Imagine Google Street View, except you can explore it like a video game—and you don't need to wait for Google to film it. Thanks to a new partnership between Insta360, the leading 360-degree camera maker, and UK startup Splatica, anyone can now create immersive, navigable 3D scenes from their own footage.
Last January, we covered Gaussian splatting—a technology that lets users digitally recreate real-world spaces. Now, Splatica has built a tool that turns Insta360 video into "Gaussian splats," allowing viewers to freely move through a captured environment as if it were a 3D model.

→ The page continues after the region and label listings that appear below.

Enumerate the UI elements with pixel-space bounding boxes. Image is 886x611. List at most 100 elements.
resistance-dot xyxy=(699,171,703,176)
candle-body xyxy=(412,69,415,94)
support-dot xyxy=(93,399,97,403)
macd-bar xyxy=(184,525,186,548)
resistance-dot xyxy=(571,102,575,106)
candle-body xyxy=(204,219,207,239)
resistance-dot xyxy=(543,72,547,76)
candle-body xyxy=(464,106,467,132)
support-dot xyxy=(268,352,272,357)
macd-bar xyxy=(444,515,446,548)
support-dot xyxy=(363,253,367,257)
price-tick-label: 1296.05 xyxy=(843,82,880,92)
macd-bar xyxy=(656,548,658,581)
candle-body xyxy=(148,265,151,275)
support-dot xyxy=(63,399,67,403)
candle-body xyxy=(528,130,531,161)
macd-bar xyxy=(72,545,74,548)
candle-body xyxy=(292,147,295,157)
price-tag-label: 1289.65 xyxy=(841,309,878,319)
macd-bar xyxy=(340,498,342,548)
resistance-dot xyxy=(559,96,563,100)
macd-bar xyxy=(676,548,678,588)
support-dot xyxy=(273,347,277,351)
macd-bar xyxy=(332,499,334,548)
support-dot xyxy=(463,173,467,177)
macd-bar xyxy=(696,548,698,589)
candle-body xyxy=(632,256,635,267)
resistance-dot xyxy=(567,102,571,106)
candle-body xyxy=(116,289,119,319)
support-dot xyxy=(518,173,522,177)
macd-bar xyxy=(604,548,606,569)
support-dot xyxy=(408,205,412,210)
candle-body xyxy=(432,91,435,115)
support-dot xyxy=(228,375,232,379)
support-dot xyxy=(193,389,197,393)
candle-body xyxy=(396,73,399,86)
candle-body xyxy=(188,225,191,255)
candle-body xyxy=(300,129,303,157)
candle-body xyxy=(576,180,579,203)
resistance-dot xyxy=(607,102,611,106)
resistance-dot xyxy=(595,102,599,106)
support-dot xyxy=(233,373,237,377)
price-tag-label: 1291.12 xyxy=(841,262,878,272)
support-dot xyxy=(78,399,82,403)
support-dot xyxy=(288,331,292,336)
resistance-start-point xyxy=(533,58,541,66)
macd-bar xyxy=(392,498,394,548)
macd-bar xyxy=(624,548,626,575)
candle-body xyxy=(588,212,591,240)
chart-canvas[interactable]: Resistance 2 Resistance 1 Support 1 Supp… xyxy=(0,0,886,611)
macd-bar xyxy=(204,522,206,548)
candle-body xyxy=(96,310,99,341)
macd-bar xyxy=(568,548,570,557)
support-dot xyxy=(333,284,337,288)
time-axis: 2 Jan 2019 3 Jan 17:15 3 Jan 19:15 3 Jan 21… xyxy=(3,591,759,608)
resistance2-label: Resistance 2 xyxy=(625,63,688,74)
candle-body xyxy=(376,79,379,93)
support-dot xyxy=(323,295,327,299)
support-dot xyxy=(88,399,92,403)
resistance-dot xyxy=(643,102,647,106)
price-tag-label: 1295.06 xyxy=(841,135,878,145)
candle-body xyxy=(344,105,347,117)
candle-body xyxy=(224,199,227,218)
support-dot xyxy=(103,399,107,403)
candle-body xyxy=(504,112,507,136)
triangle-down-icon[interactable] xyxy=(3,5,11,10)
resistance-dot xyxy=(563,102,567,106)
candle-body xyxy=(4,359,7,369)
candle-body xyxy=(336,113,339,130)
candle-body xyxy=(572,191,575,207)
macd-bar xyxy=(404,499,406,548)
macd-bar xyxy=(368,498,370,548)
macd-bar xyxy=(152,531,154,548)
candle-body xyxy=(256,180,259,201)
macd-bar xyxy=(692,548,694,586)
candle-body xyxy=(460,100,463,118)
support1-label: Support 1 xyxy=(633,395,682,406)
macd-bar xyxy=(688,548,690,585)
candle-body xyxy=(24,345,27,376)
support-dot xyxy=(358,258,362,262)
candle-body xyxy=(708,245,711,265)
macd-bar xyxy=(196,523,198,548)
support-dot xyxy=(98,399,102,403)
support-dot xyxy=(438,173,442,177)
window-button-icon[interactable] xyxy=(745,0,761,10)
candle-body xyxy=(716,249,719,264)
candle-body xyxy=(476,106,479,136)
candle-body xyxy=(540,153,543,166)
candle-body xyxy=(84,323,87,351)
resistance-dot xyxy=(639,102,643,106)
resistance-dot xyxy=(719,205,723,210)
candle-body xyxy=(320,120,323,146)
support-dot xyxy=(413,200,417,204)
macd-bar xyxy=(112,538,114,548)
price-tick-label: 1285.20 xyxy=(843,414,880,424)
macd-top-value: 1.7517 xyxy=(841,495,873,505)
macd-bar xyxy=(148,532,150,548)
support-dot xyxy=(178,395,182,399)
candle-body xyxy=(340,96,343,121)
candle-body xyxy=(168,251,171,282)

"It's like photogrammetry on steroids," says Splatica's CEO. "Instead of stitching still images, we analyze every frame of 360 video to build a dense point cloud that becomes a virtual space."
The process is surprisingly simple: record a walk-through with an Insta360 camera, upload the footage to Splatica's cloud service, and within minutes you receive a link to an interactive 3D scene. The result isn't a perfect replica—there are artifacts and soft edges—but it's remarkably immersive.
Antigravity, a drone company, is also integrating the technology, enabling aerial captures that transform into fly-through 3D environments. This could revolutionize virtual tours for real estate, travel, and education.
But the potential goes beyond tourism. Rescue teams could quickly map disaster zones, architects could document construction sites, and gamers could import real-world locations into their favorite titles. As Splatica refines its algorithms, the gap between captured footage and virtual reality continues to shrink.
For now, the magic is in the simplicity. No special skills, no expensive software—just a 360 camera and a willingness to explore a new dimension of photography.